Additionally, although HIPAA applies to most instances when healthcare is paid for by an insurance provider, HIPAA does not apply in all instances. For example, if payment for healthcare is secondary to a non-health related insurance policy (for example, auto insurance that pays medical expenses for an accident), the healthcare provider, insurer, and transactions are not covered by HIPAA.
Financial institutions are also not covered by HIPAA – even when a transaction infers personal medical information about an individual that would be considered PHI in any other circumstances. This exclusion also applies to any third party involved in “authorizing, processing, clearing, settling, billing, transferring, reconciling, or collecting payments, for a financial institution”.
When Health Data Privacy Rules Apply to Non-Covered Entities
It was mentioned in the introduction to this article that there are scenarios in which organizations can be subject to more stringent health data privacy rules than HIPAA even though they are not Covered Entities (or Business Associates, Partial Entities, or Hybrid Entities) under HIPAA. An example of such a scenario relates to the Texas Medical Records Privacy Act that was updated in 2011 by HB 300 to expand the definition of a Covered Entity.

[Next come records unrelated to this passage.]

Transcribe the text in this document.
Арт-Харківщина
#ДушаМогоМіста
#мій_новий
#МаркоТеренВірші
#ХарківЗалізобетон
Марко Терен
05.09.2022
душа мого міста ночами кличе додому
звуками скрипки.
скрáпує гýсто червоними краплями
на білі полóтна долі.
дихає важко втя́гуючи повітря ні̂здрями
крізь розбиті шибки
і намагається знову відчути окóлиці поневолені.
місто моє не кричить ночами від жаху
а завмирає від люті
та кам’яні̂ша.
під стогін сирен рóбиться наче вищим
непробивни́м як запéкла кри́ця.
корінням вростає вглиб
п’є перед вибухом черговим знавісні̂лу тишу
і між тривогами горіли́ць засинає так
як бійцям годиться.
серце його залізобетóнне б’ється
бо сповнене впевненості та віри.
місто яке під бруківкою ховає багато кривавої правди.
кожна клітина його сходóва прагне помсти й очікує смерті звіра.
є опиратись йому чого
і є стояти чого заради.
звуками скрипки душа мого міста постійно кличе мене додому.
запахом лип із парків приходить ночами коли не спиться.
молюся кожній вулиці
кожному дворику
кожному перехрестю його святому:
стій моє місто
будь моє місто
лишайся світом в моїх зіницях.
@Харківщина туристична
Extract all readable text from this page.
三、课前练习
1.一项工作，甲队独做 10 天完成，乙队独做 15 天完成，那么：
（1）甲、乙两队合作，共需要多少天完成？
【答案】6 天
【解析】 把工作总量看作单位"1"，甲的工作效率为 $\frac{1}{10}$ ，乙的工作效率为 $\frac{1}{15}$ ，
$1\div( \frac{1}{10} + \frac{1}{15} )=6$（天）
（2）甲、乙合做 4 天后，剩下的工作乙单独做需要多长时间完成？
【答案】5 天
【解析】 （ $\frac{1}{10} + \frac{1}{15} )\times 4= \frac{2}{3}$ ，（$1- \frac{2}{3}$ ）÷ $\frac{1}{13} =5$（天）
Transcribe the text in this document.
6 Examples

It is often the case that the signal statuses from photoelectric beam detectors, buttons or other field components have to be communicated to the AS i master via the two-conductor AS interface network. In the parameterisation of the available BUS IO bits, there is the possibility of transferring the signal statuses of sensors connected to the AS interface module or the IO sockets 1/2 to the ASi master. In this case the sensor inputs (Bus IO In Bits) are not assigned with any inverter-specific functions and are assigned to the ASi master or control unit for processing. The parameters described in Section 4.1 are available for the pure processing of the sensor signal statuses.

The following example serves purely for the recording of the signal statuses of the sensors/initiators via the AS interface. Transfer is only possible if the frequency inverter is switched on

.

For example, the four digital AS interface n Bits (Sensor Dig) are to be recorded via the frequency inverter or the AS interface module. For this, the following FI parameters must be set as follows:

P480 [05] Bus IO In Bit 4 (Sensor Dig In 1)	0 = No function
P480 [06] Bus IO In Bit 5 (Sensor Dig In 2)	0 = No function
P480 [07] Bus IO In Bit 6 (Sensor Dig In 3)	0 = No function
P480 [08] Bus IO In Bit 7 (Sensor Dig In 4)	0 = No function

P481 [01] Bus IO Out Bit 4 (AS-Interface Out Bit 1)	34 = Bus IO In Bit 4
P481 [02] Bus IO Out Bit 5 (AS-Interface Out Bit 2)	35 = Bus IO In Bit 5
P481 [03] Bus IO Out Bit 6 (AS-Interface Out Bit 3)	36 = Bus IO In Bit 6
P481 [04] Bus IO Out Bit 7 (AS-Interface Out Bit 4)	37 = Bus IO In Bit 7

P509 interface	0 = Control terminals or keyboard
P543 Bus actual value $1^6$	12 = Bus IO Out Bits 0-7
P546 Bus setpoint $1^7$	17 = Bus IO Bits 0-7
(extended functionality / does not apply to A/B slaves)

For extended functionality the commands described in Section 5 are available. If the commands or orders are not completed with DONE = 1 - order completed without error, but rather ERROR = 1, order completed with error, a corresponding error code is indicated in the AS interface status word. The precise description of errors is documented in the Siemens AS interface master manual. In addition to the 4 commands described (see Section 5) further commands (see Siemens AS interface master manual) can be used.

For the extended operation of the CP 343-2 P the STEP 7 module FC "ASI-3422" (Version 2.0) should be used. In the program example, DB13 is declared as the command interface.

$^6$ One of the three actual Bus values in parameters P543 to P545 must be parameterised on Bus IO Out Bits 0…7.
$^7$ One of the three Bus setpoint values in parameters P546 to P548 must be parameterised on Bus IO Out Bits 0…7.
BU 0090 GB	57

Since 2011, any person or organization that “assembles, collects, analyzes, uses, evaluates, stores, or transmits [the] Protected Health Information [of a Texas resident]” is a Covered Entity under the Texas Medical Records Privacy Act. Consequently, researchers, accountants, IT service providers, government agencies, and individuals who maintain a website that collects, stores, or interacts with PHI is required to comply with health data privacy rules – even if they are located outside of Texas.
The Texas Medical Records Privacy Act preempts HIPAA as it provides greater privacy protections and better patient rights (one of the exceptions discussed earlier). Confusingly, a Business Associate under HIPAA that is located outside of Texas could be a Covered Entity under the Medical Records Privacy Act if the Business Associate processes PHI provided to it by a Covered Entity (also outside of Texas) that includes PHI relating to a Texas citizen. HIPAA is rarely straightforward!